Remembering The Heritage Of The Confederacy In Mississippi
Mississippi Governor Phil Bryant has proclaimed April to be Confederate Heritage Month in order to celebrate the Confederacy, a violent breakaway nation sustained on the backs of slaves, provoking the bloodiest war the United States has ever seen.
In Mississippi, people will be spending April singing the praises of the Confederacy. Here at Irregular Times, we are observing Confederate Slavery Memorial Month for the rest of April, during which we will remember to atrocities of the Confederate States of America.

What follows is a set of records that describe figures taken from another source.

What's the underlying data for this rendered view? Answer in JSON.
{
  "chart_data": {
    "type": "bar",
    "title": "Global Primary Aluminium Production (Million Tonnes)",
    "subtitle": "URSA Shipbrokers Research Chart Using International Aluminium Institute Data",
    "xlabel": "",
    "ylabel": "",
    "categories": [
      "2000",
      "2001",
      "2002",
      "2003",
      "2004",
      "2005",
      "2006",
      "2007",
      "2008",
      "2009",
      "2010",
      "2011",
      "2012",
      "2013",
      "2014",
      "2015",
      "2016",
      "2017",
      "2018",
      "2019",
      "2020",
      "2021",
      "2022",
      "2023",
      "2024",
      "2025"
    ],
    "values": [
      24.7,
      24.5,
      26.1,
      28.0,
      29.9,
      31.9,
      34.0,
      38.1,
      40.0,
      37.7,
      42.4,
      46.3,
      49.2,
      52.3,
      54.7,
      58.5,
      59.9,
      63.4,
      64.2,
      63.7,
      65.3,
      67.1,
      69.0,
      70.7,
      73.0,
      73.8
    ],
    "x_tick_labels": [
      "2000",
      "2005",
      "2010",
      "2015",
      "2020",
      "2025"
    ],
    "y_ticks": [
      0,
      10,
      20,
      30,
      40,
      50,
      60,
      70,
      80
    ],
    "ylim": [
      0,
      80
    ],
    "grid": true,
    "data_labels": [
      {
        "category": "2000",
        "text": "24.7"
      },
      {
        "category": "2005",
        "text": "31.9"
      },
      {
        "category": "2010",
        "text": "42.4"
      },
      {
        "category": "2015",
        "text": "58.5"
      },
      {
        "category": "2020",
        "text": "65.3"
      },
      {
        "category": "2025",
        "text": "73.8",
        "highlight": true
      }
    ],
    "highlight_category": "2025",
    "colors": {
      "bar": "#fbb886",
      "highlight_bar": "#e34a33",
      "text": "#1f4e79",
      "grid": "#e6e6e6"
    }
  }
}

From the book American Slavery As It Is: Testimony of a Thousand Witnesses, compiled by Theodore Dwight Weld, comes the observation by Cornelius Johnson, who lived in Mississippi in 1837 and 1838, reported that “It is the common rule for the slaves to be kept at work fifteen hours in the day, and in the time of picking cotton a certain number of pounds is required of each. If this amount is not brought in at night, the slave is whipped, and the number of pounds lacking is added to the next day’s job; this course is often repeated from day to day.” Johnson also reported seeing an enslaved woman whipped 150 times as punishment for accidentally damaging harvested cotton.
Being imprisoned from birth, forced to work for 15 hours every day without pay, without the freedom to leave is bad enough. Being whipped for not doing the work hard enough, day after day, may have made economic sense for the cotton plantation owners in Mississippi, but is morally insupportable.
This savage cruelty is what people in Mississippi celebrate when they observe Confederate Heritage Month.